Затем появился твой свет.

Почему же я не могу позволить ему остаться?

Здесь нет ничего для тебя,

Однажды ты это поймешь.

Ты обещала не судить.

Но иногда я хочу этого.

Быть может, тогда ты сбежишь.

И сможешь вырваться из глубин тьмы,

Дальше, чем хотелось бы.

Мы оба знаем, что ты не можешь остаться.

Тебе не место во тьме.

Но я всегда буду мечтать, чтобы ты смогла.

Ты превращаешь зло в добро.

Это касается всего, что ты делаешь.

И я начинаю задумываться,

Начинаю надеяться.

Может ли это быть правдой?

Мы оба знаем, что я никогда не стану им.

Тем, о ком мечтает твое сердце.

Я очень далек от этого.

И не способен измениться.

Перемены невозможны.

Я вижу, как ты стараешься.

Говоришь, что желаешь меня.

Это убивает меня, потому что я знаю, что ты лжешь.

Ведь после каждого моего поступка,

Ты неизменно остаешься такой.

Сломленной.

Плачущей.

Беги, пока можешь.

Прошу.

Беги, пока я не завладел тобой,

Мой милый Ангел.

Беги, прежде чем я открою тебе правду.

Беги, пока я не овладею тобой.

Я смотрю в глаза Лили и вижу, что они затуманены слезами. Жду, когда она заговорит. А пока что, пытается проглотить комок в горле. Но она забирается на меня, и, не произнося ни слова, впивается своим ртом в мой.

Я пропал.

Глава 27

Лили

Роман достал небольшой кусок шелка из ящика своего дубового шкафа. Завязав его на моих глазах, он опустил меня на кровать полностью обнаженной.

— Я ничего не вижу, — смутилась я, словно неопытная любовница.

— Ангел, тебе и не нужно ничего видеть. Я хочу, чтобы ты забыла, как смотреть, забыла, что у тебя есть язык, чтобы чувствовать вкус, и рот, чтобы стонать. Сосредоточься только на том, что ты ощущаешь.

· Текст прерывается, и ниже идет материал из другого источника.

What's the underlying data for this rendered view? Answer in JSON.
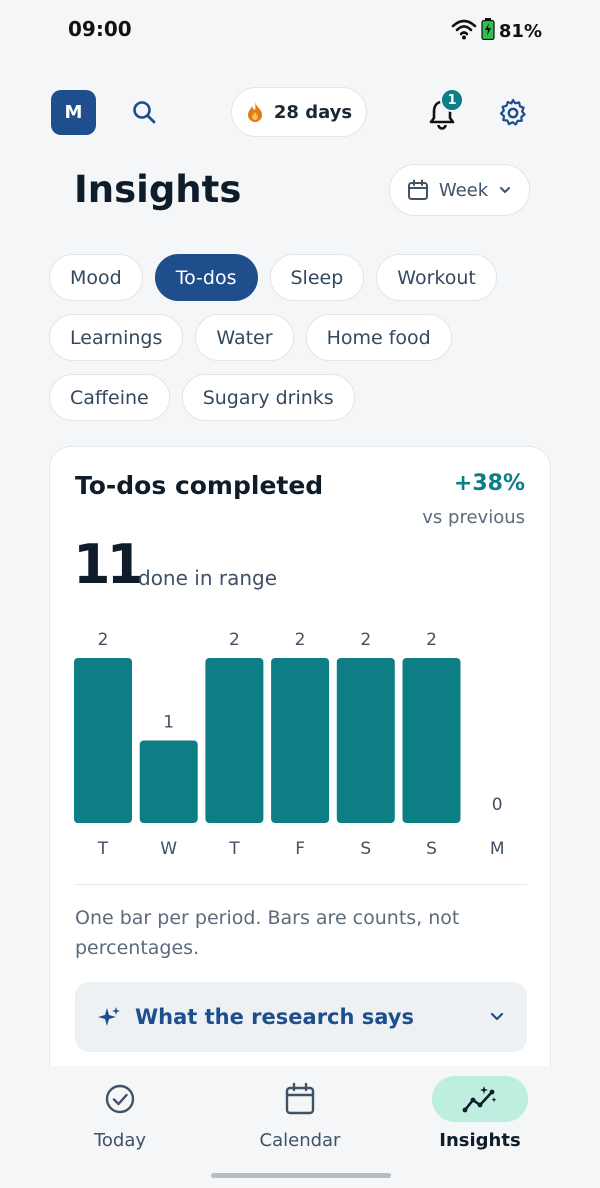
{
  "status_bar": {
    "time": "09:00",
    "battery": "81%"
  },
  "header": {
    "avatar_initial": "M",
    "streak_label": "28 days",
    "notification_count": "1"
  },
  "page": {
    "title": "Insights",
    "range_label": "Week"
  },
  "chips": {
    "rows": [
      [
        {
          "label": "Mood",
          "active": false
        },
        {
          "label": "To-dos",
          "active": true
        },
        {
          "label": "Sleep",
          "active": false
        },
        {
          "label": "Workout",
          "active": false
        }
      ],
      [
        {
          "label": "Learnings",
          "active": false
        },
        {
          "label": "Water",
          "active": false
        },
        {
          "label": "Home food",
          "active": false
        }
      ],
      [
        {
          "label": "Caffeine",
          "active": false
        },
        {
          "label": "Sugary drinks",
          "active": false
        }
      ]
    ]
  },
  "card": {
    "title": "To-dos completed",
    "delta": "+38%",
    "vs_label": "vs previous",
    "count": "11",
    "count_unit": "done in range",
    "note": "One bar per period. Bars are counts, not percentages.",
    "research_label": "What the research says"
  },
  "chart_data": {
    "type": "bar",
    "categories": [
      "T",
      "W",
      "T",
      "F",
      "S",
      "S",
      "M"
    ],
    "values": [
      2,
      1,
      2,
      2,
      2,
      2,
      0
    ],
    "ylim": [
      0,
      2
    ],
    "grid": false,
    "title": "",
    "xlabel": "",
    "ylabel": "",
    "color": "#0d7d86"
  },
  "bottom_nav": {
    "items": [
      {
        "label": "Today",
        "icon": "check-circle-icon",
        "active": false
      },
      {
        "label": "Calendar",
        "icon": "calendar-icon",
        "active": false
      },
      {
        "label": "Insights",
        "icon": "trend-sparkle-icon",
        "active": true
      }
    ]
  },
  "colors": {
    "accent": "#0d7d86",
    "primary": "#1f4e8c",
    "background": "#f4f6f8"
  }
}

Он подул на мою кожу и провел пальцами по моим складочкам, нащупывая мою персональную кнопку самоуничтожения.

— Не смотри, не вдыхай запахи, не прикасайся. Я хочу, чтобы ты даже не думала. Просто чувствуй меня, Лили, чувствуй нас.

Он простонал, и я услышала, как он двигает рукой по своему эрегированному члену. Звук оттягиваемой вверх и вниз кожи оттеняли его стоны, повторяющие его движения.

Роман провел, как мне показалось, целую вечность, гладя мою киску и пробуя меня на вкус. Он был внимателен и нежен, возможно, даже слишком. Роман знал, как довести меня до состояния перевозбуждения, когда я становилась настолько дикой от желания, что забывала свое собственное имя. Сейчас же он непреднамеренно дразнил меня, и я понимала, почему. Я оттолкнула его от себя и сняла шелковую повязку, закрывающую глаза.